A Novel Merchant, 2015
5–27 April 2017, Firstdraft, Sydney
Commissioned for 48HR Incident, 29–31 May 2015, curated by Pedro de Almeida, Toby Chapman and Aaron Seeto, 4A Centre for Contemporary Asian Art, Sydney
Review on Realtime: ‘Asia-Australia: art, conscience, action’, by Fiona McGregor
Running over 48 continuous hours at 4A Centre for Contemporary Asian Art, 48HR Incident was a program of performance art and live actions initiated or performed by artists from Australia, Asia and the Pacific.
Challenging conceptual and social frameworks that surround the position of the individual in relation to the group, 48HR Incident presented a series of works ranging from artistic interventions through to longer durational performances. Participating artists drew upon contested historical narratives, political provocations and social situations to conceive and present works specifically for the context of 4A, taking into account dynamics of space, geography and social relations in and outside of the gallery. 48HR Incident considered the impact of these actions on the decisions that individuals and groups make, avoid or otherwise oppose in the daily act of living.
Commissioned for 48HR Incident, A Novel Merchant was a performative exchange that operated through the communicative context of the gallery: introductory signage, exhibition collateral and email signup sheets were disrupted by text-based provocations that contemplated the ways in which value is constructed in performative works and gestures.

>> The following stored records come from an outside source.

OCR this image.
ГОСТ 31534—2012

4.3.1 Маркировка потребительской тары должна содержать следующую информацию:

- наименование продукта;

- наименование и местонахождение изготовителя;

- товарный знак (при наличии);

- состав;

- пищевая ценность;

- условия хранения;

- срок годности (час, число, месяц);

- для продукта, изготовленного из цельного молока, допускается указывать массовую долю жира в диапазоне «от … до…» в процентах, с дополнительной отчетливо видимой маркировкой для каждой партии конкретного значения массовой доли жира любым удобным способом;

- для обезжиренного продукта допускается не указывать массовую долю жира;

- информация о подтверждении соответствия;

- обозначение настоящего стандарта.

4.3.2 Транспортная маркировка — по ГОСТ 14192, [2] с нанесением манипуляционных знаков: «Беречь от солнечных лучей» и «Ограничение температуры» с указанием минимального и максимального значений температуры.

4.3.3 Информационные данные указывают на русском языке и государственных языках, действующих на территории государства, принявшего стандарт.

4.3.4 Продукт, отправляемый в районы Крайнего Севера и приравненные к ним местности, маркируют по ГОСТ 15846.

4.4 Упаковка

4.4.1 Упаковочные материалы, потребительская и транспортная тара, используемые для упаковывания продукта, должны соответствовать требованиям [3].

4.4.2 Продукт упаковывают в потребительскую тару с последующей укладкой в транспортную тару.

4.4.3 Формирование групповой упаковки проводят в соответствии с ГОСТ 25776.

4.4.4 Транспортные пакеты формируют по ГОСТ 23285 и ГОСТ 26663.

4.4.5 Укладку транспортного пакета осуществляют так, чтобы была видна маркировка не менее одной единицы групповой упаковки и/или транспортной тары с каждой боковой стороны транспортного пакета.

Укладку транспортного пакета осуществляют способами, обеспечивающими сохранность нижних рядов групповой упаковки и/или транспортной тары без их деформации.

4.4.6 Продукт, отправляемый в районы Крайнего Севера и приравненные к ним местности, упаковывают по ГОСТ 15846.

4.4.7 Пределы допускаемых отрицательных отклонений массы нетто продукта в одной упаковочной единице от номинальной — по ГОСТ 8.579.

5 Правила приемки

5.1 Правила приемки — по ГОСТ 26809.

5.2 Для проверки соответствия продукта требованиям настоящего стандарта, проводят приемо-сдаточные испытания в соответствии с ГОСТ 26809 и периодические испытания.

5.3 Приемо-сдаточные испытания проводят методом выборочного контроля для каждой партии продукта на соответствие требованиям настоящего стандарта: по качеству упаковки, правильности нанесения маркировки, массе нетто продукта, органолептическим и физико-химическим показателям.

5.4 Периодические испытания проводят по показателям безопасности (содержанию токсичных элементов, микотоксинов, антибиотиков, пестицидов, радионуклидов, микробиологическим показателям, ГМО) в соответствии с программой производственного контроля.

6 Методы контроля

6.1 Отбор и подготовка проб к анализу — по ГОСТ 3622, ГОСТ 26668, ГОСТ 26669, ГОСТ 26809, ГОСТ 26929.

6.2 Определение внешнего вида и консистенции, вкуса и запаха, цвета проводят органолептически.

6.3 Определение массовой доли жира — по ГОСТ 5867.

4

An exchange was enacted between artist and audience. Upon entry visitors were greeted at reception not by an invigilator or staff member, but by the artist surrounded by a mound of young coconuts. For the price of their email, visitors were given a free young coconut drink — a symbol across Asia and the Pacific of migration and distribution — and the gallery's database, its communicative network, was widened. The gesture was charged with the potential to build and restore value in what is today a quotidian exchange of information: the disclosing of a location, real or virtual.